John Sheridan (New Jersey government official)

John P. Sheridan Jr.
John Sheridan in his later years
Commissioner of New Jersey Department of Transportation
In office
May 19, 1982  May 4, 1985
GovernorThomas Kean
Preceded byAnne Canby
Succeeded byRoger A. Bodman
Personal details
Born(1942-09-07)September 7, 1942
Cambridge, Massachusetts, U.S.
DiedSeptember 28, 2014(2014-09-28) (aged 72)
Skillman, New Jersey, U.S.
Cause of deathStabbing of undetermined cause; smoke inhalation
Political partyRepublican
SpouseJoyce Mitchko
Children4
Alma materSt. Peter's University
OccupationLawyer, public official, healthcare executive
Known forPresiding over creation of NJ Transit Rail Operations; controversial death

John Patrick Sheridan Jr. (September 7, 1942 – September 28, 2014) was a lawyer from the U.S. state of New Jersey. During the 1970s and 1980s he served in state government under Republican governors William T. Cahill and Thomas Kean. As the state's Transportation Commissioner during the latter governor's administration, he oversaw the transfer of commuter rail service in the state from Conrail to New Jersey Transit. At the time of his death, he was president and chief executive officer of Cooper Health System, which has since named one of its buildings after him.

His death has been a matter of some controversy. Firefighters responding to a fire at his Skillman home in the early morning found Sheridan and his wife Joyce dead in an upstairs room.

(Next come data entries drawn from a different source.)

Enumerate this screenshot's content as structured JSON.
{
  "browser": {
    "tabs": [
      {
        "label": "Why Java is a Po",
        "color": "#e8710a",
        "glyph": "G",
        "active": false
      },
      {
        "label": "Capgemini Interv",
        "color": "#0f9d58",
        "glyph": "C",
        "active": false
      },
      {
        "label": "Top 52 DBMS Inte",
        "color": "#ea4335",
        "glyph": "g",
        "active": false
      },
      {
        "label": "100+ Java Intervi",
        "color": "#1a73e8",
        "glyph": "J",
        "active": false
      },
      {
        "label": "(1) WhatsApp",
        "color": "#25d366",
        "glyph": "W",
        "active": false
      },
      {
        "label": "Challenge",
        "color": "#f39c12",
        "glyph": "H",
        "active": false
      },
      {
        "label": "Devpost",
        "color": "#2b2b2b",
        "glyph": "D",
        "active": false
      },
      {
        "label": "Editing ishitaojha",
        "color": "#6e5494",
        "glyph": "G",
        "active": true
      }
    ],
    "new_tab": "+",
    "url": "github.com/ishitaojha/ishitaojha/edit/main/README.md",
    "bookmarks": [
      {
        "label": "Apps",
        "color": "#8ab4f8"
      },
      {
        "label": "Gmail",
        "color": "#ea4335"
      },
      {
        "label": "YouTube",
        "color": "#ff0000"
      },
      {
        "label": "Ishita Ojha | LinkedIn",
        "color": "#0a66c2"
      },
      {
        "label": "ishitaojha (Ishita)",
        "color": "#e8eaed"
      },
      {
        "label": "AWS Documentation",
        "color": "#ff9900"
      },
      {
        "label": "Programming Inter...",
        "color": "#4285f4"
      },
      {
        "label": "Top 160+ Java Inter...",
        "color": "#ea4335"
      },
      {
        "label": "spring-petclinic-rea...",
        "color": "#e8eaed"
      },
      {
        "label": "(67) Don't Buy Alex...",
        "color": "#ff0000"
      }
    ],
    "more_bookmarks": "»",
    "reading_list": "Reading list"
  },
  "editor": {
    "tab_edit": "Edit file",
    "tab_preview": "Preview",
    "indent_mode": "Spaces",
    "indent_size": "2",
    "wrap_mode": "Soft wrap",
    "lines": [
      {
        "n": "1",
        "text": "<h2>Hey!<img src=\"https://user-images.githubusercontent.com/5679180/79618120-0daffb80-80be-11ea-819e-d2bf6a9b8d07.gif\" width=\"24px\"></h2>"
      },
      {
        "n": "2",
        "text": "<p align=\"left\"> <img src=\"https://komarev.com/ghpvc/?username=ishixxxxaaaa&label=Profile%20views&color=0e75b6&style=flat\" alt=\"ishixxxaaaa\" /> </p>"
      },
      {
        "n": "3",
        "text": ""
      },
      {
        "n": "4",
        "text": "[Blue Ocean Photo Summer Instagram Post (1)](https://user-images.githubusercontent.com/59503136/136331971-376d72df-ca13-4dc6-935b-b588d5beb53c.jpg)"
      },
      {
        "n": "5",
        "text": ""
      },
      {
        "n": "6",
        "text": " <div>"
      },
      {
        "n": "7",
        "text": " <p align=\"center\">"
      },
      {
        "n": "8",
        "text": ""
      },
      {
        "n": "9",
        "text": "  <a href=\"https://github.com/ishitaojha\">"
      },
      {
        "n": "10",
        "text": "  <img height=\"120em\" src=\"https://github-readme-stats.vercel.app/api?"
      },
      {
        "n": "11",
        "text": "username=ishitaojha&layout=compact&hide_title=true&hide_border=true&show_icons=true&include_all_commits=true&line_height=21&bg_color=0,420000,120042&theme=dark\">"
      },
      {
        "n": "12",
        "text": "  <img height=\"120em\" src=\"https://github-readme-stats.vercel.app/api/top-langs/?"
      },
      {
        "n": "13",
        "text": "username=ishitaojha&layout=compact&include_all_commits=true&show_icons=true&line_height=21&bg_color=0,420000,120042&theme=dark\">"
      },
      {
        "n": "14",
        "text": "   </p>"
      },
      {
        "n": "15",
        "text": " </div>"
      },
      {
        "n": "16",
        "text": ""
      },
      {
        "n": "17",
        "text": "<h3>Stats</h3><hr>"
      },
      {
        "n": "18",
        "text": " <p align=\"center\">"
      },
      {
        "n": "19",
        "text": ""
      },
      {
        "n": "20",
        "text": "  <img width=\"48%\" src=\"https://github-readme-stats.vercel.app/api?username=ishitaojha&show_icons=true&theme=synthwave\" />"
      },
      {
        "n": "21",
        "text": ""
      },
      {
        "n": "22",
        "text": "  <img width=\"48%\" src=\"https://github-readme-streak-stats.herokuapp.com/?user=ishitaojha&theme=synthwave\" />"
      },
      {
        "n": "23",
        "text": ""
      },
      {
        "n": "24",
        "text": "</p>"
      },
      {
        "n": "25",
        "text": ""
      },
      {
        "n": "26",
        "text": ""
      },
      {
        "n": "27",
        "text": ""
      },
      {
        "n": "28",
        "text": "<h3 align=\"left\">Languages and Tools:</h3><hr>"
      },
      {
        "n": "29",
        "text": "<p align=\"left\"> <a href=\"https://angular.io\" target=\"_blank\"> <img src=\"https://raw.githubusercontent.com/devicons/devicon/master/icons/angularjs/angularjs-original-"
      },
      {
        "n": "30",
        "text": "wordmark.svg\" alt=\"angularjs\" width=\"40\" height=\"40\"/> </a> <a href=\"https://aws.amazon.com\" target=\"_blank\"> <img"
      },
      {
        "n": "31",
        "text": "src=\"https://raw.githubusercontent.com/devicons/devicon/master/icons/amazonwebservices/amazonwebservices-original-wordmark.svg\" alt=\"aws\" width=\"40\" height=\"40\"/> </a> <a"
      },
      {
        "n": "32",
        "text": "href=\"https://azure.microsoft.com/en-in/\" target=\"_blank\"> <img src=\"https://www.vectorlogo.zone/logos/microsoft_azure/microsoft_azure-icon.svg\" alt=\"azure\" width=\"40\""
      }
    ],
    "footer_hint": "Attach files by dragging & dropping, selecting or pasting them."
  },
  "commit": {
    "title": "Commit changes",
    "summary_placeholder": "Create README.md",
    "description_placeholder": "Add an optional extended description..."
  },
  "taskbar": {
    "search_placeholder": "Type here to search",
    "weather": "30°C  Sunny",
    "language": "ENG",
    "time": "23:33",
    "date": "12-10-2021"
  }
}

Both bodies had been stabbed multiple times; an autopsy found John Sheridan had been alive after the fire started. After a lengthy investigation the Somerset County prosecutor ruled that John Sheridan had killed his wife and then himself, setting the fire to make it appear they had died that way.

Sheridan's four sons, the oldest of whom had followed his father's political footsteps and served as chief counsel to the New Jersey Republican Party, vigorously disputed the finding. After a court challenge they brought, in 2017 the state's chief medical examiner overruled the prosecutor and said that while John Sheridan's proximate cause of death was the combined effect of the stab wounds he suffered and smoke inhalation, it could not be determined if he had stabbed himself or not. In 2022 the state reopened the investigation in the wake of a similar killing that also involved some people with political connections.